People v. Lapidus

26 Misc. 2d 112 | Spring Valley Just. Ct. | 1961

Arnold Becker, J.

Allan Lapidus, of Spring Valley, was charged by a complaint of Sergeant John Mihalik with parking on Funston Avenue, a public street in the Village of Spring Valley, between the hours of 2:00 a.m. and 6:00 a.m., in violation of subdivision 15 of section 56 of the Spring Valley Village Ordinance. The defendant received a summons for the alleged violation on December 14, 1960.

On the arraignment of this defendant he entered a plea of not guilty, admitting that, indeed his car was parked on the street, but objecting to the charge on the ground that there were no signs posted restricting parking at the place where the defendant’s car was parked when he received the summons.

The ordinance (§ 56, subd. 15) which this defendant is charged with violating, reads as follows: “No vehicle shall be parked on any public street within the corporate limits of the Village of Spring Valley between the hours of 2:00 a.m. and 6:00 a.m. during the period beginning November 15th and ending April 1st of each year.” (Adopted Dec. 23, 1957.)

On January 27,1958 subdivision 15 of section 56 was amended so that the ordinance shall not apply to taxicabs properly parked in designated areas and to vehicles parked where the occupants are in establishments which are open during the hours between 2:00 a.m. and 6:00 a.m.

*113Subdivision 16 of section 56 of the Ordinance of the Village of Spring Valley provides the penalties for violating subdivision 15 of section 56 (a) for a first offense, up to $10; (b) for a second offense not less than $10 nor more than $25, or imprisonment for not less than 2 days nor more than 15 days; (c) for a third offense, a $100 fine or 6 months in jail, or both.

The motive of the Village Board of the Village of Spring Valley in passing the above ordinance was a commendable one, their intent, to rid the streets of Spring Valley of automobiles parked overnight during the Winter season, so that in the event of a snowfall, snow removal would be facilitated.

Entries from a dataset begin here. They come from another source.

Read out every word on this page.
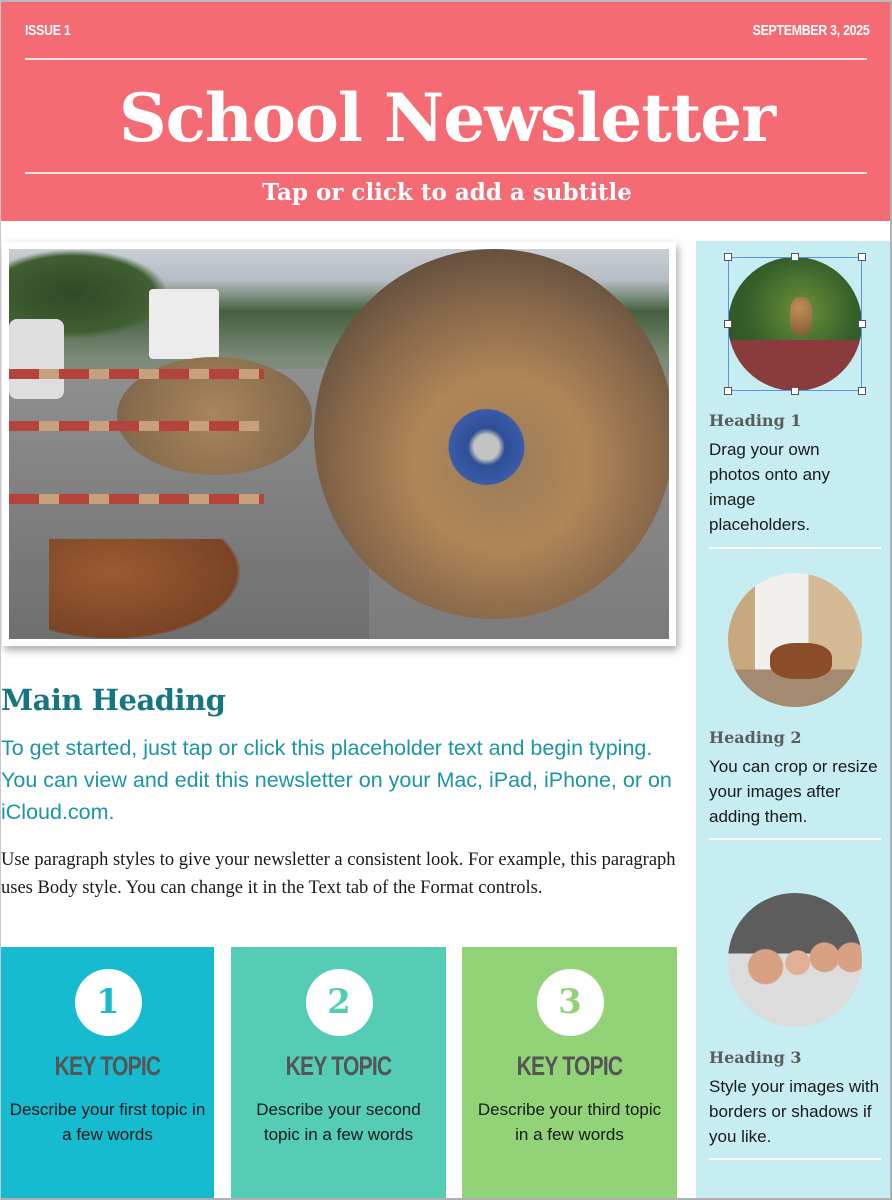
ISSUE 1	SEPTEMBER 3, 2025
School Newsletter
Tap or click to add a subtitle
Main Heading
To get started, just tap or click this placeholder text and begin typing. You can view and edit this newsletter on your Mac, iPad, iPhone, or on iCloud.com.
Use paragraph styles to give your newsletter a consistent look. For example, this paragraph uses Body style. You can change it in the Text tab of the Format controls.
1
KEY TOPIC
Describe your first topic in a few words
2
KEY TOPIC
Describe your second topic in a few words
3
KEY TOPIC
Describe your third topic in a few words
Heading 1
Drag your own photos onto any image placeholders.
Heading 2
You can crop or resize your images after adding them.
Heading 3
Style your images with borders or shadows if you like.
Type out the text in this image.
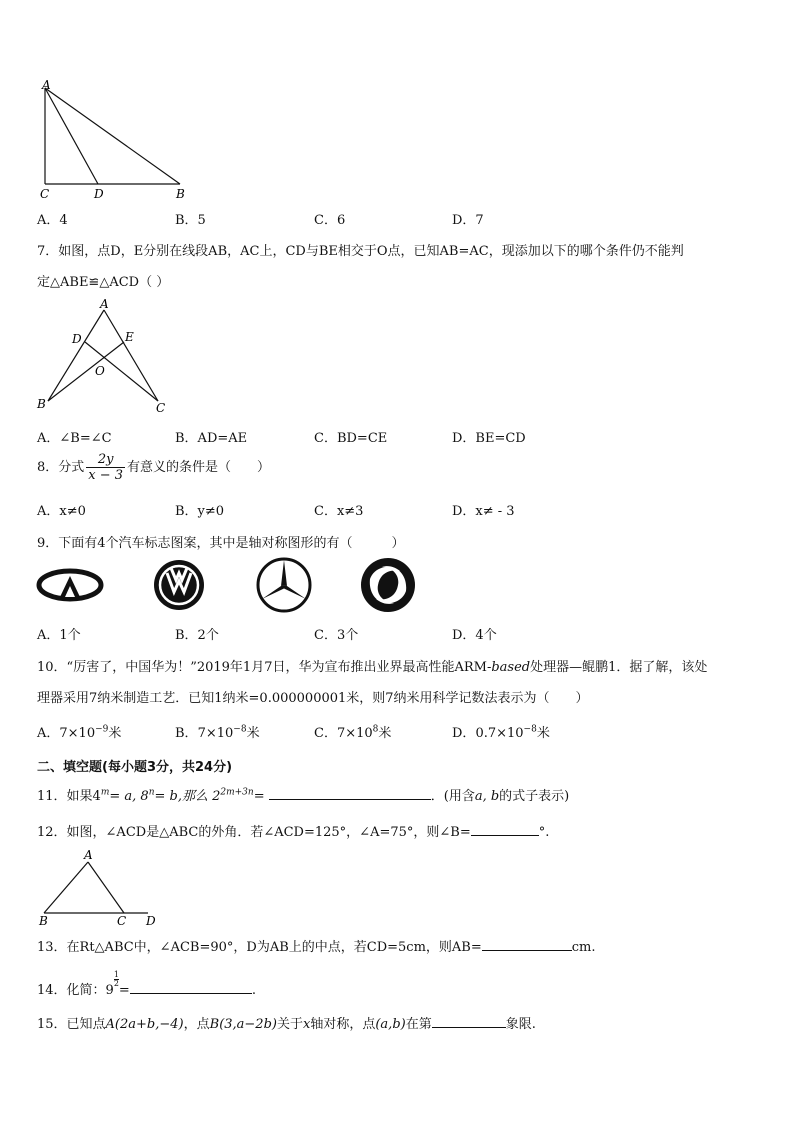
A
C	D	B
A．4	B．5	C．6	D．7
7．如图，点D，E分别在线段AB，AC上，CD与BE相交于O点，已知AB=AC，现添加以下的哪个条件仍不能判
定△ABE≌△ACD（ ）
A
D	E
O
B	C
A．∠B=∠C	B．AD=AE	C．BD=CE	D．BE=CD
8．分式 $\frac{2y}{x - 3}$ 有意义的条件是（　　）
A．x≠0	B．y≠0	C．x≠3	D．x≠ - 3
9．下面有4个汽车标志图案，其中是轴对称图形的有（　　　）
A．1个	B．2个	C．3个	D．4个
10．“厉害了，中国华为！”2019年1月7日，华为宣布推出业界最高性能ARM-based处理器—鲲鹏1．据了解，该处
理器采用7纳米制造工艺．已知1纳米=0.000000001米，则7纳米用科学记数法表示为（　　）
A．$7\times 10^{-9}$米	B．$7\times 10^{-8}$米	C．$7\times 10^8$米	D．$0.7\times 10^{-8}$米
二、填空题(每小题3分，共24分)
11．如果$4^m= a$, $8^n= b$,那么 $2^{2m+3n}=$	．(用含a, b的式子表示)
12．如图，∠ACD是△ABC的外角．若∠ACD=125°，∠A=75°，则∠B=	°.
A
B	C D
13．在Rt△ABC中，∠ACB=90°，D为AB上的中点，若CD=5cm，则AB=	cm.
14．化简：9
$\frac{1}{2}$
=	.
15．已知点A(2a+b,−4)，点B(3,a−2b)关于x轴对称，点(a,b)在第	象限.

The sole question before the court is whether or not the provisions of the Vehicle and Traffic Law, wherein lies the authority of the village to restrict parking entirely, impose a duty on the municipality seeking to restrict parldng to post suitable signs. Here there are no signs.

Section 1683 of the Vehicle and Traffic Law (derived from former § 86, subd. 1) provides that no ordinance or regulation made by local authorities under the powers conferred by this statute 1 ‘ shall be effective until signs or markings giving notice thereof are posted ” (subd. [a]) if the effect of the ordinance or regulation is, among other things, to (par. 8) Prohibit, restrict or limit the stopping, standing or parking of vehicles.”

In People v. Evans (205 Misc. 886 [1954]) a case in which the municipality had failed to post any ‘1 no parking ’ ’ signs, the court held, under the former subdivision 1 of section 86 of the law, that if the requirements of the section were not satisfied, the Village Ordinance would not be enforcible even against persons having actual notice thereof.

It is clear that the Legislature, through the enactment of the Vehicle and Traffic Law, concluded that motorists should be presumed to know the provisions of law regulating operation of vehicles on the highways outside of municipalities, but could not be presumed to know the various ordinances enacted by different cities and villages, and therefore required municipalities to erect signs warning motorists.

The language of section 1683 of the Vehicle and Traffic Law is clear and the duty imposed upon the municipality seeking to restrict parking is likewise unequivocal. Good motive and intent cannot be considered.

It is the conclusion of this court that the provisions of the Vehicle and Traffic Law of the State of New York impose a duty on a municipality seeking to restrict parking to post suitable signs before the ordinance shall be effective.

On the basis of the foregoing, the complaint is dismissed.